OCD is a condition that falls under the classification of anxiety disorders and can result in great disability in people’s lives.

When talking about OCD, the most common thing is to think about those sickly subjects of order, cleanliness, pollution … But really OCD can be about any subject, and one not so well known is the Relational OCD . Do you want to know it?

What is relational OCD?

Relational OCD focuses on the relationships the person has with other individuals such as children, parents, partners (love OCD), strangers… even towards oneself. Very distressing obsessions are generated with regard to the person who is the target of the ruminations, and the ties that unite them may be broken to avoid discomfort, and the pattern is repeated in similar relationships.

Such thoughts can be very painful, and starts a real investigation about the feelings towards the person , looking for the why, even doubting them and fighting to avoid them without success (the more you want to ignore a thought, the more it appears) turning them unintentionally into the most frequent topic of the day to day and generating a discomfort that can incapacitate the one who suffers it because of the distraction and anxiety it produces.

We will illustrate this with an example. A parent stressed by the beginning of his child’s upbringing involuntarily creates an image in which he appears to throw the child out the window. The thought is seen as something horrible, unacceptable, which is then analyzed again and again until conclusions are reached such as: I have thought that because I don’t love my child, I am a psychopath and I shouldn’t raise him because I will hurt him.

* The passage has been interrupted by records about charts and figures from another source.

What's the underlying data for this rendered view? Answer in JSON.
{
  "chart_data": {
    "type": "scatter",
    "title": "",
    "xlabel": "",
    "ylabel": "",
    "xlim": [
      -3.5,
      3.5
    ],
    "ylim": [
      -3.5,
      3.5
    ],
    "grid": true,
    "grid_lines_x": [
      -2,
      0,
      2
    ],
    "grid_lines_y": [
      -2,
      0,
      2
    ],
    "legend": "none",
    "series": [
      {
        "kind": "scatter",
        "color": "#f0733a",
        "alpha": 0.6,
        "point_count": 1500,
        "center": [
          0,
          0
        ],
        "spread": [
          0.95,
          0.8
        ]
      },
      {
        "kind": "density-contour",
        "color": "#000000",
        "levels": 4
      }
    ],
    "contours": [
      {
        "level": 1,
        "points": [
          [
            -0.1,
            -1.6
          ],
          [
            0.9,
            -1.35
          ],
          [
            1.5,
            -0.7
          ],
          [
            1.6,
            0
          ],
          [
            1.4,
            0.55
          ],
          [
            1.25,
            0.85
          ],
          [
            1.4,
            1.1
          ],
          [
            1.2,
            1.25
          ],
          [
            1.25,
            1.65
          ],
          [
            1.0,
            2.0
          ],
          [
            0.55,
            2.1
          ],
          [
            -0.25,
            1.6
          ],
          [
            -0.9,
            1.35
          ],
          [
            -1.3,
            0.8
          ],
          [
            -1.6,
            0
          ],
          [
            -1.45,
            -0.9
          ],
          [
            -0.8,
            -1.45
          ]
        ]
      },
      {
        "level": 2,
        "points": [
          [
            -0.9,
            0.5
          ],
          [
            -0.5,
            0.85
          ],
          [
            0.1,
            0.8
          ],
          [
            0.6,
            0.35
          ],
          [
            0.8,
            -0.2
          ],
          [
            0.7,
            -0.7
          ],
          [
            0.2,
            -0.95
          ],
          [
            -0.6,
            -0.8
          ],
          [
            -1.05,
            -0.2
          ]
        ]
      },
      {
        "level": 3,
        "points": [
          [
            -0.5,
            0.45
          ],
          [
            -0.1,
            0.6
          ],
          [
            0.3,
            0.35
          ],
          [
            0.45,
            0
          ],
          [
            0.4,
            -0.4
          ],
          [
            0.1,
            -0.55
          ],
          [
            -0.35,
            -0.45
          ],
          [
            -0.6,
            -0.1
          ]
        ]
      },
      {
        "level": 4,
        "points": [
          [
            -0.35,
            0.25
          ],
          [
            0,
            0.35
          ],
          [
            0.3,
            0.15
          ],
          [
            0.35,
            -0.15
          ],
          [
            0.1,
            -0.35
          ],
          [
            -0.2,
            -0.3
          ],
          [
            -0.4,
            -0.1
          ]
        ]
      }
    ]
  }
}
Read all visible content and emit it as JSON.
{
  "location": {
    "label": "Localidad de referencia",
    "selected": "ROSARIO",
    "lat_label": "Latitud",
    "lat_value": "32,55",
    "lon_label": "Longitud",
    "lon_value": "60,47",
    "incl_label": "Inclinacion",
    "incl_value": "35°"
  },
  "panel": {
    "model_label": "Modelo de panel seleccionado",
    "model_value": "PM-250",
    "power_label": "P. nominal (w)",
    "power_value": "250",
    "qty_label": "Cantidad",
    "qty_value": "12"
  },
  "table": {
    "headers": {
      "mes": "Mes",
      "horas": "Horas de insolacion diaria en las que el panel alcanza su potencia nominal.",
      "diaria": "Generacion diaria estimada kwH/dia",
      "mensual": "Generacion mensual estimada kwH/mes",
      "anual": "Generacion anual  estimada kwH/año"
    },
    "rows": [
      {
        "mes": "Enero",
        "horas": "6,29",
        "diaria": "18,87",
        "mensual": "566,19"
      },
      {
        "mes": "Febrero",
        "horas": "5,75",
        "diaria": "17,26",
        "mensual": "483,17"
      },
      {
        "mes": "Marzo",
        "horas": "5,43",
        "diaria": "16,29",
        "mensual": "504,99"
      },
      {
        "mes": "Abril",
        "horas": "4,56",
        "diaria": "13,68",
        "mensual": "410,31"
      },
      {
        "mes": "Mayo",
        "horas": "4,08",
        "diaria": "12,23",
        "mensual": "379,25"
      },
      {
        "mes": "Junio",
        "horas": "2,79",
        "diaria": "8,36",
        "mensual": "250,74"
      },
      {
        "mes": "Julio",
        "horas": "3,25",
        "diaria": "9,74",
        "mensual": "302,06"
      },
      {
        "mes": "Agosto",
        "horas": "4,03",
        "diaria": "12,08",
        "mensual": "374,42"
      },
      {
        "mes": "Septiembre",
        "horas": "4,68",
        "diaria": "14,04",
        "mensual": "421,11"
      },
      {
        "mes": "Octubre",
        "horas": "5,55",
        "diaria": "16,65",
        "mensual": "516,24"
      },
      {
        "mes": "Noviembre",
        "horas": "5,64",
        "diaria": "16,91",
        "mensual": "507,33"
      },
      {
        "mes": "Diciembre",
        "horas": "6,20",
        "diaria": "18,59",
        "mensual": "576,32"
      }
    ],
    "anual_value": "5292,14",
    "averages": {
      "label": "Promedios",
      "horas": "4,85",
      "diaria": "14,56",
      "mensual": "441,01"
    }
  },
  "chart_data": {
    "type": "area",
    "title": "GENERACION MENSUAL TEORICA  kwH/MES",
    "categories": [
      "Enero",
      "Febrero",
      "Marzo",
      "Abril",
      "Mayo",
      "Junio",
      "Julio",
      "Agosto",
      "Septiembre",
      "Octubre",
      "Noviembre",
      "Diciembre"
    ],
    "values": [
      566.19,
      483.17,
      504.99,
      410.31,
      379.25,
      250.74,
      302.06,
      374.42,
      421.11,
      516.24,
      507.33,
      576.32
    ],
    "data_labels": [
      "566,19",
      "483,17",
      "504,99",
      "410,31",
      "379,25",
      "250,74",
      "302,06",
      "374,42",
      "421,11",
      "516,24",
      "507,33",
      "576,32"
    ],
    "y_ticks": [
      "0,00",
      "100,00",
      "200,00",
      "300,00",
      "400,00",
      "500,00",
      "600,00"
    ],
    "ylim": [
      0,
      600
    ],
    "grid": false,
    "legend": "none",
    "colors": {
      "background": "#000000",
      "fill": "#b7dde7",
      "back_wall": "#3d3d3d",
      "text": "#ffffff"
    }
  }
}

In reality this person loves his child and would never hurt him, but when the chain starts and becomes common in the person’s head, it seems impossible to stop and above all, it gives him truthfulness that creates a very pronounced suffering.


The sequence of thoughts we saw in the previous example is very common in OCD, since it tends to magnify the importance of the mind creating a particular image or idea by causing the person to go crazy looking for reasons for something he or she is not really responsible for.

By adding guilt, rumination, the search for inexhaustible reasoning, binary thinking , the search for perfection and the non-acceptance of mistakes (all typical characteristics of people with OCD), a new world is created in which there is room for thoughts such as being a horrible person for having that image, being guilty for having thoughts of a certain kind, inability to accept that one has not been responsible for that mental process and that it has no real repercussions, and so on.

This makes the person a victim of his mind and an executioner of the actions he starts to carry out to prevent, check and search for a logic . One of these checks can be to look for and compare oneself with other people who share similarities as if the other party were the perfection in which to see oneself reflected.


It is a vicious circle that is difficult to break and usually is based on very rigid and strict cognitive patterns in which setting a foot outside that limit “means something horrible and unacceptable of which you are guilty”. The need to have everything under strict control means that the thoughts that are supposed to be “bad” have been caused by the person “since he has everything under control and should be able to control what his head believes”.

The anxiety generated can manifest itself as panic attacks at the thought or rumination of it or as a final response of the body to endure very high levels of discomfort. On the other hand, the blame component is shared by the depressive disorder , which can make OCD comorbid to the anxiety disorder, the depressive or both.


If you know someone with this type of OCD or think you might have it, don’t panic: OCD is treatable in all its manifestations, and the most effective way is to combine psychiatric drugs with cognitive-behavioral therapy. Pharmacological treatment should be prescribed by a psychiatrist , who, depending on the symptoms, will recommend a specific type of medication.

No OCD is the same for different people and people are not the same in response, so we should not take the medicines of an acquaintance with the same disorder. On the other hand, seeing a psychologist for cognitive-behavioral therapy will help you recognize why you have obsessive ideas and work on feeling better.

But watch out! There are people who leave therapy when they see an improvement . Keep in mind that relational OCD is like all OCD: It goes through good and bad phases, and it’s best to follow up with your therapist and psychiatrist, even if you’re feeling better. What’s more, since relational OCD usually occurs with people close to you, it’s easy for relapses to occur due to multiple relational causes, such as seasonal changes in atmospheric pressure or stressful periods.

It is common for the person to keep these thoughts for months and even years without communicating them to anyone because of shame, fear… even for thinking that he or she does not really suffer from an emotional pathology and the thoughts are accurate (the average for receiving specialized help is usually two and a half years).

But the reality is that when those who are suffering from it talk to mental health professionals, their family and people involved, they find a point of support that can be critical to treatment and recovery. Like other recommendations, sport is fundamental, as is maintaining good communication, eating well and getting good rest.

Bibliographic references:

  • Ferrali J. C. (1996). The obsessions and the art of the clinic. Developments in Argentine Psychiatry. Apsa.
  • Kinney, J. M. (1995). Comprehension of affect in children with pervasive developmental disorders: Specific deficits in perceptual matching tasks. Washington DC: Human Neuropsychology Laboratory, American University.